We haven’t heard of any compromises related to the FAPI 1.0 or FAPI 2.0 protocol itself from any of our ecosystem partners. We have heard about issues related to phishing attacks on end users leading to fraud, but those are unrelated to protocol security and more consistent with consumer awareness and education needs to avert manipulation by bad actors. We’ve also heard of errors in managing consent that led to ecosystem disruption, but that was an operational issue, in other words a human error.
Most commonly, security issues are detected by our ecosystem partners through the certification and conformance process, and ongoing real-time testing against the OpenID Foundation open source test suites, which are freely available. Any part of their implementation that fails to pass our tests is flagged to the developer to triage and remediate until it passes.
The OpenID Foundation itself also detected a potential security issue within one of the upstream specifications. It was a vulnerability discovered during a formal security analysis unrelated to FAPI 2.0. When this potential vulnerability was identified, we were able to leverage our relationship with ecosystems like NHN to inform them so they could take mitigating actions if needed. This exemplifies the benefits of ecosystems working in partnership with the OpenID Foundation and each other. We can collectively ensure the security of this critical infrastructure.
We’re certainly seeing more regulators and CISOs favoring FAPI 2.0, as they’ve been selecting it even before it went to final. Many of our ecosystem partners are either already pursuing or seriously considering upgrading from FAPI 1.0 to FAPI 2.0 to benefit from its improvements. We’re also starting to see implementers with in-house, pre-existing, or proprietary APIs switching over to FAPI 2.0, which indicates others may follow their lead.
The OpenID Foundation is a small team, so with 90+ countries pursuing Open Banking and Open Data, we’re not able to proactively identify every decision maker and support every ecosystem that should or will consider FAPI 2.0.
The OpenID Foundation Board is working to scale our capacity, such as exploring the accreditation of third-party test houses, but we’ll remain reliant on a range of channels to reach and inform the community of decision makers. In practice, this includes OpenID Foundation standards experts and members, FAPI certified vendors, conferences, and word-of-mouth between regulators.
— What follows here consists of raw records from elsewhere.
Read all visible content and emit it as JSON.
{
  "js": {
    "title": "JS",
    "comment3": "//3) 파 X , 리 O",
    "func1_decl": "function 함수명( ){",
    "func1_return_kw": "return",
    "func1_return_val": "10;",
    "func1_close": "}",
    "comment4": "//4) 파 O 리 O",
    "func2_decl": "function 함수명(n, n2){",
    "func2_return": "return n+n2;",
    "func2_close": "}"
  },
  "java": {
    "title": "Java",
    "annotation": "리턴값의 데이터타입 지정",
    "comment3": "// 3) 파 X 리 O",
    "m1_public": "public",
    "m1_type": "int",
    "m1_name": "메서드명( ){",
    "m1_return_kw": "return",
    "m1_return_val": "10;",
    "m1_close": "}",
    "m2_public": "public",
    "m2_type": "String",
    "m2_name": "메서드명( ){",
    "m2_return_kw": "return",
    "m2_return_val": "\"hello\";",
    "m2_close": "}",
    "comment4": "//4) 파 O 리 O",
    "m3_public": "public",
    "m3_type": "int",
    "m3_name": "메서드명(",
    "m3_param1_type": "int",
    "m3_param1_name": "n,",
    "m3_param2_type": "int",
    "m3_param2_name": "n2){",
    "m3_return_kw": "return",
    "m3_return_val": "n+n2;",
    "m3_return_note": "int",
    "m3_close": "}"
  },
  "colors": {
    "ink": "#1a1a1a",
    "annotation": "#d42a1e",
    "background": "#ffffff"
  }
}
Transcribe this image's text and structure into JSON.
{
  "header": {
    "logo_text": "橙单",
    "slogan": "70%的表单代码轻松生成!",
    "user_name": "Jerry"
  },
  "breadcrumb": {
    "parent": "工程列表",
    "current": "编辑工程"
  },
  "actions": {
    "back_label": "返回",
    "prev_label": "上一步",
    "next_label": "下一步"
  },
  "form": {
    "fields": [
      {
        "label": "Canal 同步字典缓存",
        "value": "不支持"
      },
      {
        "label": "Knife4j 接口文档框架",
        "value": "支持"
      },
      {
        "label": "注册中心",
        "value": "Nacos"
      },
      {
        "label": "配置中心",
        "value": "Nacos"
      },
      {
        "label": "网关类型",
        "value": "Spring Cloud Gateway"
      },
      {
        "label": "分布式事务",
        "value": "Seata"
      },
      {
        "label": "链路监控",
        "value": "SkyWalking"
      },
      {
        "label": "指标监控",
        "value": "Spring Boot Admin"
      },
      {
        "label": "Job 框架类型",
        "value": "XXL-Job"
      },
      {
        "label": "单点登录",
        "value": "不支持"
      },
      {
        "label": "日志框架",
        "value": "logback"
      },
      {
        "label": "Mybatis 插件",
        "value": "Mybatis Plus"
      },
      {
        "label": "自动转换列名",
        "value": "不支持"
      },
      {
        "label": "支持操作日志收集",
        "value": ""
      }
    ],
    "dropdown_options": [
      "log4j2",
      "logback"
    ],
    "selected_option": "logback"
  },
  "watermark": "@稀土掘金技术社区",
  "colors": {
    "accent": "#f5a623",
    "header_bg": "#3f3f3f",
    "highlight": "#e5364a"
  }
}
Progressively, we’re also engaging with experts on the needs of developing and lesser developed countries through organizations such as the World Bank, UNDP, and open source NGOs. We also hope that expert reporting like Help Net Security can help amplify awareness and consideration of the standard across sectors and stakeholders.
Healthcare systems often struggle with legacy integration. What lessons from NHN’s phased migration strategy could be useful for other sectors considering a move to FAPI 2.0?
While this is really a question best answered by the NHN team, what I can say is that we, the OpenID Foundation, have seen implementers of FAPI 1.0 and FAPI 2.0 transition from years of work to deploy at scale, like in the UK. Also to months of work to deploy at scale in Saudi Arabia and UAE.
When all implementers in an ecosystem are building to the same tests, and the standard allows interoperability by default, implementers can eliminate the vast majority of errors in their own implementation well before they get to multi-party integration and testing. This allows the ecosystem to focus on other governance decisions and integration challenges specific to their needs.
Having worked in networked business for over 25 years, I’ve seen how private entities can drive ecosystem scale through common rules, like Visa and MasterCard, and common APIs like Apple Pay.
The beauty of FAPI 2.0 is that public and private ecosystems alike can benefit from the security, scale, interoperability, and operational benefits of FAPI 2.0 specs and tests, allowing them to focus less of their resources on integration and more on the value they can uniquely bring to their ecosystems.